L'industrie est accusée d'avoir déplacé son marketing vers les nouveaux produits et les réseaux sociaux : arômes sucrés, références aux jeux vidéo, collaborations avec des clubs de football et e-liquides commercialisés sous une marque de boissons glacées visant un public très jeune sont cités. Entre 2019 et 2024, 229 influenceurs auraient publié près d'un millier de contenus promotionnels touchant 24 millions de personnes. En 2022, 57 % des jeunes de 17 ans avaient déjà expérimenté la cigarette électronique. Le vapotage quotidien chez les adolescents aurait, lui, triplé en cinq ans. La nicotine est présentée comme l'une des substances les plus addictives, classée substance vénéneuse par le code de la santé publique, avec des effets documentés sur l'anxiété et le développement cognitif des adolescents.

Vers une génération sans tabac ?

La perspective d'une restriction progressive de la vente gagne du terrain en Europe.
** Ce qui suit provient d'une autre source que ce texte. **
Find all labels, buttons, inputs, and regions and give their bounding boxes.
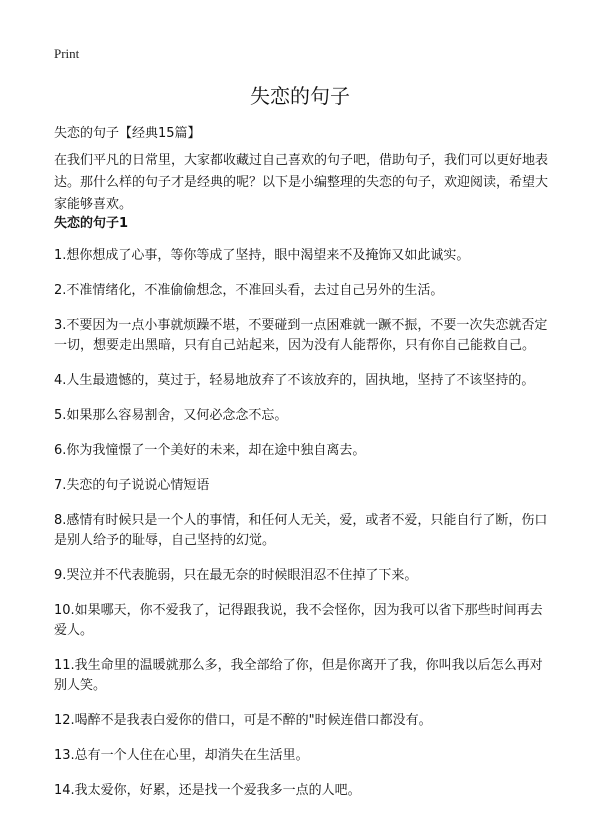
list-item: 7.失恋的句子说说心情短语 [54, 478, 210, 493]
list-item: 5.如果那么容易割舍，又何必念念不忘。 [54, 408, 288, 423]
list-item: 12.喝醉不是我表白爱你的借口，可是不醉的"时候连借口都没有。 [54, 713, 432, 728]
list-item: 11.我生命里的温暖就那么多，我全部给了你，但是你离开了我，你叫我以后怎么再对别人笑。 [54, 658, 543, 693]
list-item: 6.你为我憧憬了一个美好的未来，却在途中独自离去。 [54, 443, 366, 458]
list-item: 14.我太爱你，好累，还是找一个爱我多一点的人吧。 [54, 783, 361, 798]
list-item: 2.不准情绪化，不准偷偷想念，不准回头看，去过自己另外的生活。 [54, 283, 444, 298]
list-item: 10.如果哪天，你不爱我了，记得跟我说，我不会怪你，因为我可以省下那些时间再去爱人。 [54, 603, 543, 638]
sentence-list [54, 246, 550, 816]
list-item: 3.不要因为一点小事就烦躁不堪，不要碰到一点困难就一蹶不振，不要一次失恋就否定一切，想要走出黑暗，只有自己站起来，因为没有人能帮你，只有你自己能救自己。 [54, 318, 548, 353]
list-item: 4.人生最遗憾的，莫过于，轻易地放弃了不该放弃的，固执地，坚持了不该坚持的。 [54, 373, 535, 388]
print-link[interactable]: Print [54, 46, 80, 61]
page-title: 失恋的句子 [250, 84, 350, 108]
list-item: 9.哭泣并不代表脆弱，只在最无奈的时候眼泪忍不住掉了下来。 [54, 568, 418, 583]
document-subtitle: 失恋的句子【经典15篇】 [54, 126, 201, 141]
list-item: 8.感情有时候只是一个人的事情，和任何人无关，爱，或者不爱，只能自行了断，伤口是别人给予的耻辱，自己坚持的幻觉。 [54, 513, 548, 548]
section-heading: 失恋的句子1 [54, 216, 129, 231]
list-item: 1.想你想成了心事，等你等成了坚持，眼中渴望来不及掩饰又如此诚实。 [54, 248, 470, 263]
list-item: 13.总有一个人住在心里，却消失在生活里。 [54, 748, 309, 763]
intro-paragraph: 在我们平凡的日常里，大家都收藏过自己喜欢的句子吧，借助句子，我们可以更好地表达。那什么样的句子才是经典的呢？以下是小编整理的失恋的句子，欢迎阅读，希望大家能够喜欢。 [54, 153, 549, 212]
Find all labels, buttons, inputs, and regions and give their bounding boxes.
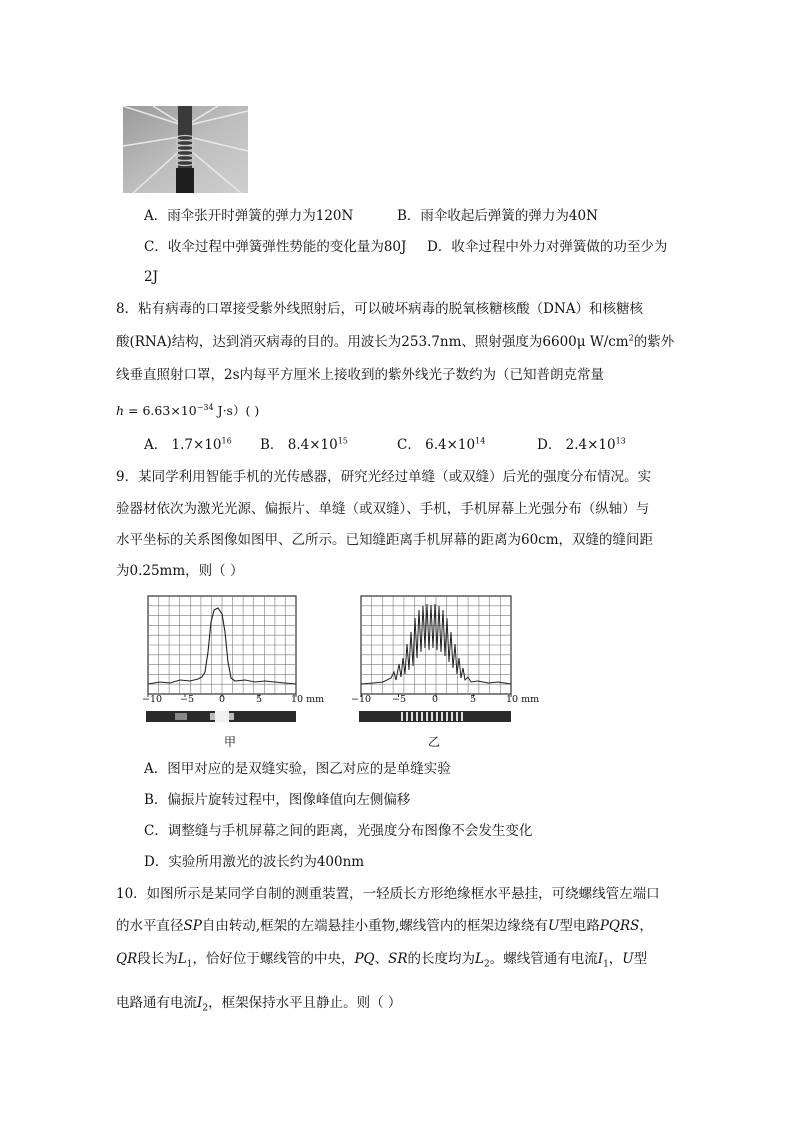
q7-option-b: B．雨伞收起后弹簧的弹力为40N xyxy=(397,208,598,224)
graph-jia xyxy=(140,592,320,727)
q8-option-d: D． $2.4\times 10^{13}$ xyxy=(537,436,626,453)
q9-stem-line4: 为0.25mm，则（ ） xyxy=(116,563,244,579)
graph-yi-tick-10: 10 mm xyxy=(506,694,540,705)
graph-jia-tick-neg5: −5 xyxy=(180,694,195,705)
q7-option-c: C．收伞过程中弹簧弹性势能的变化量为80J xyxy=(144,239,407,255)
q8-planck-constant: $h = 6.63\times 10^{-34}$ J·s）( ) xyxy=(116,402,260,418)
graph-yi xyxy=(353,592,543,727)
q8-stem-line3: 线垂直照射口罩，2s内每平方厘米上接收到的紫外线光子数约为（已知普朗克常量 xyxy=(116,367,605,383)
graph-jia-tick-5: 5 xyxy=(256,694,263,705)
graph-jia-caption: 甲 xyxy=(224,735,237,749)
q10-stem-line2: 的水平直径SP自由转动,框架的左端悬挂小重物,螺线管内的框架边缘绕有U型电路PQRS， xyxy=(116,918,653,934)
q8-option-c: C． $6.4\times 10^{14}$ xyxy=(397,436,486,453)
graph-jia-tick-0: 0 xyxy=(219,694,226,705)
graph-yi-tick-neg5: −5 xyxy=(392,694,407,705)
q7-option-d-cont: 2J xyxy=(144,269,159,285)
q8-option-b: B． $8.4\times 10^{15}$ xyxy=(260,436,348,453)
q9-option-d: D．实验所用激光的波长约为400nm xyxy=(144,854,365,870)
graph-yi-caption: 乙 xyxy=(428,735,441,749)
q9-stem-line1: 9．某同学利用智能手机的光传感器，研究光经过单缝（或双缝）后光的强度分布情况。实 xyxy=(116,469,652,485)
q8-option-a: A． $1.7\times 10^{16}$ xyxy=(144,436,232,453)
q9-option-c: C．调整缝与手机屏幕之间的距离，光强度分布图像不会发生变化 xyxy=(144,823,533,839)
q8-stem-line1: 8．粘有病毒的口罩接受紫外线照射后，可以破坏病毒的脱氧核糖核酸（DNA）和核糖核 xyxy=(116,301,643,317)
q7-option-d: D．收伞过程中外力对弹簧做的功至少为 xyxy=(427,239,668,255)
q9-option-a: A．图甲对应的是双缝实验，图乙对应的是单缝实验 xyxy=(144,761,451,777)
q10-stem-line1: 10．如图所示是某同学自制的测重装置，一轻质长方形绝缘框水平悬挂，可绕螺线管左端口 xyxy=(116,886,660,902)
graph-yi-tick-5: 5 xyxy=(470,694,477,705)
graph-yi-tick-0: 0 xyxy=(432,694,439,705)
graph-yi-tick-neg10: −10 xyxy=(351,694,372,705)
q8-stem-line2: 酸(RNA)结构，达到消灭病毒的目的。用波长为253.7nm、照射强度为6600μ $W/cm^2$的紫外 xyxy=(116,333,675,350)
q10-stem-line3: QR段长为$L_1$，恰好位于螺线管的中央，PQ、SR的长度均为$L_2$。螺线管通有电流$I_1$，U型 xyxy=(116,951,648,970)
q9-stem-line2: 验器材依次为激光光源、偏振片、单缝（或双缝）、手机，手机屏幕上光强分布（纵轴）与 xyxy=(116,501,650,517)
umbrella-spring-photo xyxy=(123,106,248,193)
q10-stem-line4: 电路通有电流$I_2$，框架保持水平且静止。则（ ） xyxy=(116,995,402,1014)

Le Royaume-Uni a promulgué le 29 avril 2026 le Tobacco and Vapes Act, qui interdit la vente de tabac aux personnes nées à partir du 1er janvier 2009. À partir de 2027, l'âge légal d'achat doit y augmenter d'un an chaque année.

En France, l'objectif d'une première génération sans tabac à l'horizon 2032 est évoqué, avec une extinction progressive de la vente pour les personnes nées après 2014. Cette hypothèse s'appuie sur un contraste persistant entre les recettes fiscales du tabac, chiffrées à 13 milliards d'euros, et un coût social évalué à près de 156 milliards d'euros par an. Cinquante ans après la première grande loi antitabac, la baisse du tabagisme n'a donc pas clos le dossier : elle en déplace désormais le centre, de l'encadrement de la consommation vers la question même de la vente.